Glen Gilzean, Jr., the newly appointed district administrator for the Central Florida Toursim Oversight District, spoke at Wednesday’s District meeting about developing more advisory boards.
“I’m going to take a lot of feedback from the community, from our constituents,” Gilzean said. “One of the ideas that I heard was developing more advisory boards, so I’m looking forward to coming to the board with descriptions of how those advisory boards will work, and other great ideas so that we are a good neighbor.”
Gilzean said he would share more specifics at a later meeting.
Disney Springs third-party business owners have expressed interest in advisory boards to represent them and other District taxpayers.
Disney Springs business owners appeared in front of the Board of Supervisors at the April 26 meeting, before Gilzean was appointed to the position of district administrator, to express their concerns about potential tolls and taxes. Steve Schussler — the owner of T-Rex, Yak & Yeti, and Rainforest Café — suggested an advisory board.
Earlier this month, Gilzean was chosen by the CFTOD Board to serve as the district’s Administrator, a role he accepted and officially began on May 10. The job comes with a $400,000 annual salary, bumped up significantly because of ongoing legal fights.
Currently, Gilzean is the Chair of Florida’s Commission on Ethics, a position Governor DeSantis appointed him to. The Commission “renders legally binding advisory opinions interpreting the ethics laws and implements the State’s financial disclosure laws.”Recently, it rejected a complaint from the MAGA Inc. Super PAC backing Donald Trump, which claimed Governor DeSantis was violating campaign finance laws and running a “shadow” campaign for President (via AP News).
During the COVID-19 pandemic, Gilzean also served on the Governor’s Re-Open Florida Task Force alongside various business and government leaders, including Josh D’Amaro (President of Walt Disney World at the time).
Outside of governmental functions, he is President and CEO of the Central Florida Urban League, with a stated goal of ending “generational poverty by empowering Central Floridians to achieve social and economic equality through education, employment and entrepreneurship.”
Glen Gilzean has been added to the list of defendants in an ongoing lawsuit between Disney and the Central Florida Tourism Oversight District Board, including Florida Governor Ron DeSantis.
The Florida Governor and Walt Disney Company initially clashed over the corporation’s opposition to a much-debated and controversial Florida law regarding classroom instruction and discussion on sexual orientation and gender identity in public schools, alongside various other recent state laws and proposals in a similar vein.
Bob Chapek was Chief Executive Officer at the time and initially remained silent and passive on the issue — until massive internal criticisms from cast members and controversy over Disney’s practice of making hefty political contributions to campaigns and individuals allegedly against their own stated human principles came into focus.
In an apparent act of retribution over Chapek’s expression of dissent, the Governor moved forward with various verbal and legal assaults on Disney, including the attempted dissolution of Reedy Creek and the eventual transfer of power directly under his control.
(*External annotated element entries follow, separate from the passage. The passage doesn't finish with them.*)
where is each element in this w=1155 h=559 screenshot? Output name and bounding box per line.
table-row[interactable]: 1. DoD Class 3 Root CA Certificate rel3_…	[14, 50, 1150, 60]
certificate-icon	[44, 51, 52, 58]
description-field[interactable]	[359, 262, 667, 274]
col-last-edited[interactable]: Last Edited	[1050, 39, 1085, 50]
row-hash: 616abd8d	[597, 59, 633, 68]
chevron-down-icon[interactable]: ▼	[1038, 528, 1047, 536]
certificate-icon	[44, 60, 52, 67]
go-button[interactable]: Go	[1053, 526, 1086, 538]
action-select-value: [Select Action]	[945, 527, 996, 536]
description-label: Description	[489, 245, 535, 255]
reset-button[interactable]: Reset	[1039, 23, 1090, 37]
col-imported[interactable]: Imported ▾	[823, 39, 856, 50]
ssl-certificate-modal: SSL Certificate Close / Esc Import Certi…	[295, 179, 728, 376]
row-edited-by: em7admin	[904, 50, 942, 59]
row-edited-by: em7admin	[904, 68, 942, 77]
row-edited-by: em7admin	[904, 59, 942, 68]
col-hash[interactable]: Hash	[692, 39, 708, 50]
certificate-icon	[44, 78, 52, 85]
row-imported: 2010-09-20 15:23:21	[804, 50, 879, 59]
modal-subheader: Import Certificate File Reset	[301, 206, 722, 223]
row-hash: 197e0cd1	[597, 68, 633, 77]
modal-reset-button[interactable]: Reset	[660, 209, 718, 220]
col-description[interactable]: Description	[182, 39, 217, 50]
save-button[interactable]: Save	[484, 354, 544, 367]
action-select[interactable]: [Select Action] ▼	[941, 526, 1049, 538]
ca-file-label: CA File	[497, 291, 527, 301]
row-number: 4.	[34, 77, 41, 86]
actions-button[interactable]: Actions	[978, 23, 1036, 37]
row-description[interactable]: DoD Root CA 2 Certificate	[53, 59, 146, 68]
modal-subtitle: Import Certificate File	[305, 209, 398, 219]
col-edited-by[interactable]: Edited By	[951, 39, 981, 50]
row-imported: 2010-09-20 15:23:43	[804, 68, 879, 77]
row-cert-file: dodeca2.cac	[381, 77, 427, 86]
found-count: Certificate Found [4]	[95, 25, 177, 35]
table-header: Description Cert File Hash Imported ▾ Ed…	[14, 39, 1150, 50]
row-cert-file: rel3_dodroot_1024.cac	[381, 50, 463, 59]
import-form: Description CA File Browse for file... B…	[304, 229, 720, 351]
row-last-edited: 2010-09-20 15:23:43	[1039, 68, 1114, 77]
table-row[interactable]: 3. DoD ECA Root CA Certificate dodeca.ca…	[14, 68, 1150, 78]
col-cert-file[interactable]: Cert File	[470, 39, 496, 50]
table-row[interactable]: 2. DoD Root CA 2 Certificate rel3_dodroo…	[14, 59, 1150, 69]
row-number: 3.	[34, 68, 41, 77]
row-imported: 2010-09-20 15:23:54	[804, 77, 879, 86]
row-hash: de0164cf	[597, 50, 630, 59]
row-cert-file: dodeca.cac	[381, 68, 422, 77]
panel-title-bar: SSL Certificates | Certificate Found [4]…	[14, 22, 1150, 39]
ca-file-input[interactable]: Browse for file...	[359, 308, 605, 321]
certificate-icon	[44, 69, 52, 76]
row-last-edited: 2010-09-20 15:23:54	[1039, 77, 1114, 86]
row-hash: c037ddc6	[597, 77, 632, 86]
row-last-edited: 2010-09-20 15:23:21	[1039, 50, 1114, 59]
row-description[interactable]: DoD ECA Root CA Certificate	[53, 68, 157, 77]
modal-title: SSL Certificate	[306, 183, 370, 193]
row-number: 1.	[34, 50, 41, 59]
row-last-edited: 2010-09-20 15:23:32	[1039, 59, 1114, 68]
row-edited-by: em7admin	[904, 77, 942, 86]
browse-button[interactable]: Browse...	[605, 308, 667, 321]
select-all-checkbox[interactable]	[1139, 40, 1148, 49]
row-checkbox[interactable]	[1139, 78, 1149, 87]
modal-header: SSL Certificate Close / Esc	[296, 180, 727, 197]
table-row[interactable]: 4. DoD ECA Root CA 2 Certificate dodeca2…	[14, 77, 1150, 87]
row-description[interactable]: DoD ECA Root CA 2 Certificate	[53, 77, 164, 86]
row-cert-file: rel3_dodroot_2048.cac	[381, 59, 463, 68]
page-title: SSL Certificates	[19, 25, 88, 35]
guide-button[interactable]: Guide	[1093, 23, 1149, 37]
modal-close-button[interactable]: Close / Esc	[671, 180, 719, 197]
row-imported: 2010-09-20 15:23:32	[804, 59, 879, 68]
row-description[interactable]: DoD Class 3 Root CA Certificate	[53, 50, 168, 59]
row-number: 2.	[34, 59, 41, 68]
DeSantis argues he is attacking a rather vague perception of something he calls “woke politics” invading the state.
After heated exchanges and dramatic actions taken by Governor DeSantis in an apparent and self-described act of retribution, The Walt Disney Company sued the Governor and his newly handpicked board, citing a “targeted campaign of government retaliation — orchestrated at every step by Governor DeSantis as punishment for Disney’s protected speech.” The plaintiff argues that this chronology of events “threatens Disney’s business operations, jeopardizes its economic future in the region, and violates its constitutional rights.”
The CFTOD Board of Supervisors voted to file their own countersuit against Disney, essentially seeking to void and de-legitimize agreements Disney made with the previous Reedy Creek Improvement District before its forced dissolution. The new 188-page complaint names the Board itself as plaintiff against Walt Disney Parks and Resorts. The district is asking the court to render Disney’s development agreement with the Reedy Creek Improvement District as unenforceable, null, and void. They also ask the same be done of the restrictive covenants, which notably set the benchmark for expiry at 21 years after the death of the last living descendant of King Charles III, living as of the date of the document.
While Disney’s lawsuit is through federal court, the Board’s lawsuit is through Florida’s state courts.
A recent poll shows Americans think the court should rule in favor of Disney over Governor DeSantis and that citizens aren’t as worried about “woke politics” as other issues.